Chciała córkę, urodziła chłopca. Niezadowolona matka biła, szarpała i podduszała niemowlaka

To, czy na świat przychodzi chłopczyk, czy córka, jest dla większości rodziców sprawą drugorzędną. Najważniejsze jest przecież to, by dziecko było zdrowe. Niestety są rodzice, dla których nawet "nie taka" płeć jest powodem do przemocy.

Prokuratura Okręgowa w Olsztynie skierowała akt oskarżenia do Sądu Okręgowego przeciw Michalinie P. i Michałowi J. Para miała przez kilka miesięcy katować swoje dziecko.

Zobacz wideo "Potrzebujemy narodowej strategii walki z przemocą wobec dzieci"

Zdaniem śledczych kobieta znęcała się nad dzieckiem, ponieważ... nie była zadowolona z jego płci.
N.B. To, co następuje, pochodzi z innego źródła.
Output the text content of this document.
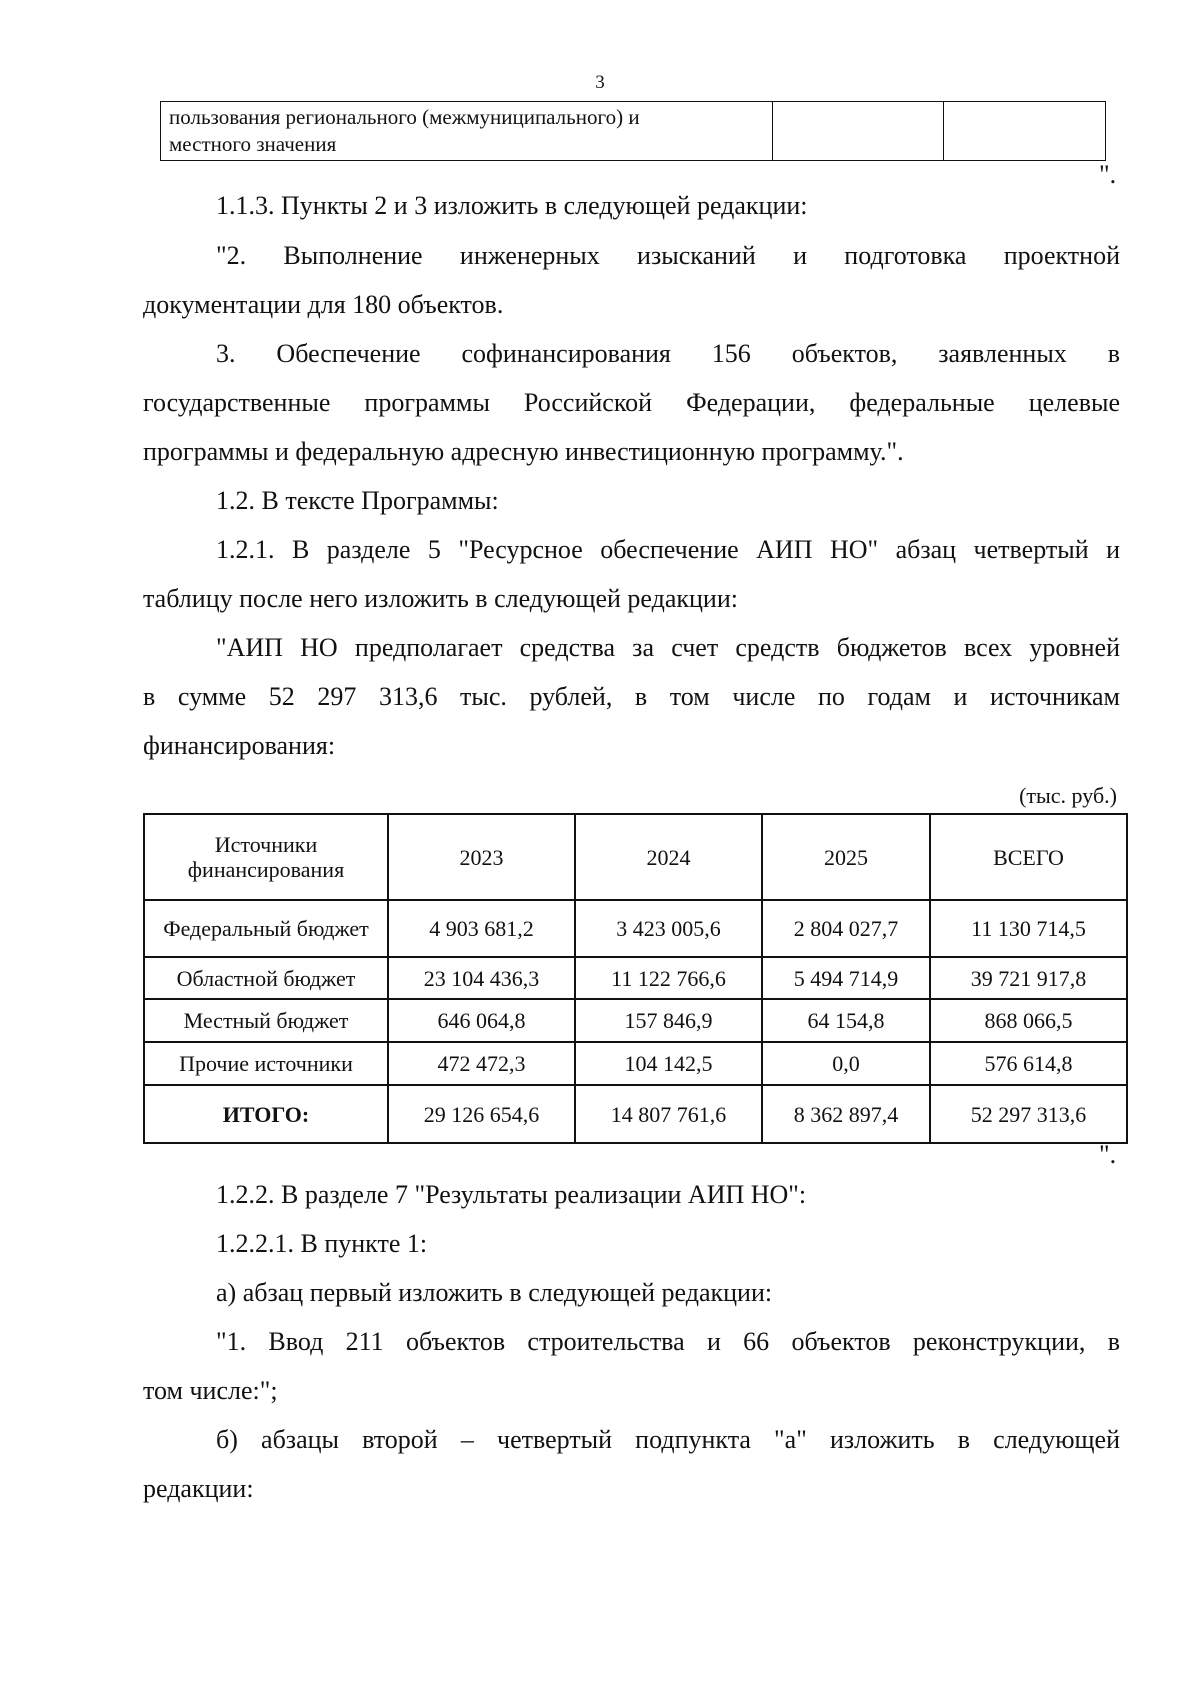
3
пользования регионального (межмуниципального) и
местного значения

".
1.1.3. Пункты 2 и 3 изложить в следующей редакции:
"2. Выполнение инженерных изысканий и подготовка проектной
документации для 180 объектов.
3. Обеспечение софинансирования 156 объектов, заявленных в
государственные программы Российской Федерации, федеральные целевые
программы и федеральную адресную инвестиционную программу.".
1.2. В тексте Программы:
1.2.1. В разделе 5 "Ресурсное обеспечение АИП НО" абзац четвертый и
таблицу после него изложить в следующей редакции:
"АИП НО предполагает средства за счет средств бюджетов всех уровней
в сумме 52 297 313,6 тыс. рублей, в том числе по годам и источникам
финансирования:
(тыс. руб.)
Источники финансирования	2023	2024	2025	ВСЕГО
Федеральный бюджет	4 903 681,2	3 423 005,6	2 804 027,7	11 130 714,5
Областной бюджет	23 104 436,3	11 122 766,6	5 494 714,9	39 721 917,8
Местный бюджет	646 064,8	157 846,9	64 154,8	868 066,5
Прочие источники	472 472,3	104 142,5	0,0	576 614,8
ИТОГО:	29 126 654,6	14 807 761,6	8 362 897,4	52 297 313,6
".
1.2.2. В разделе 7 "Результаты реализации АИП НО":
1.2.2.1. В пункте 1:
а) абзац первый изложить в следующей редакции:
"1. Ввод 211 объектов строительства и 66 объектов реконструкции, в
том числе:";
б) абзацы второй – четвертый подпункта "а" изложить в следующей
редакции:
Chciała córkę, a urodziła syna, co się jej nie spodobało. Śledczy ustalili jeszcze jeden oburzający i zaskakujący fakt. Otóż ojciec przez kilka miesięcy nie miał pojęcia, jakiej płci jest dziecko. Jak to możliwe? Tak mówiła mu Michalina P.

Matka zgotowała dziecku prawdziwy horror

Jak poinformował rzecznik prasowy Prokuratury Okręgowej w Olsztynie Daniel Brodowski, Michalina P. usłyszała zarzut znęcania się ze szczególnym okrucieństwem nad synem. Miała to robić od maja do czerwca zeszłego roku. Chłopczyk przyszedł na świat w marcu 2022 r. Oznacza to, że miał niespełna dwa miesiące, gdy zaczął się horror, który zgotowała mu własna matka.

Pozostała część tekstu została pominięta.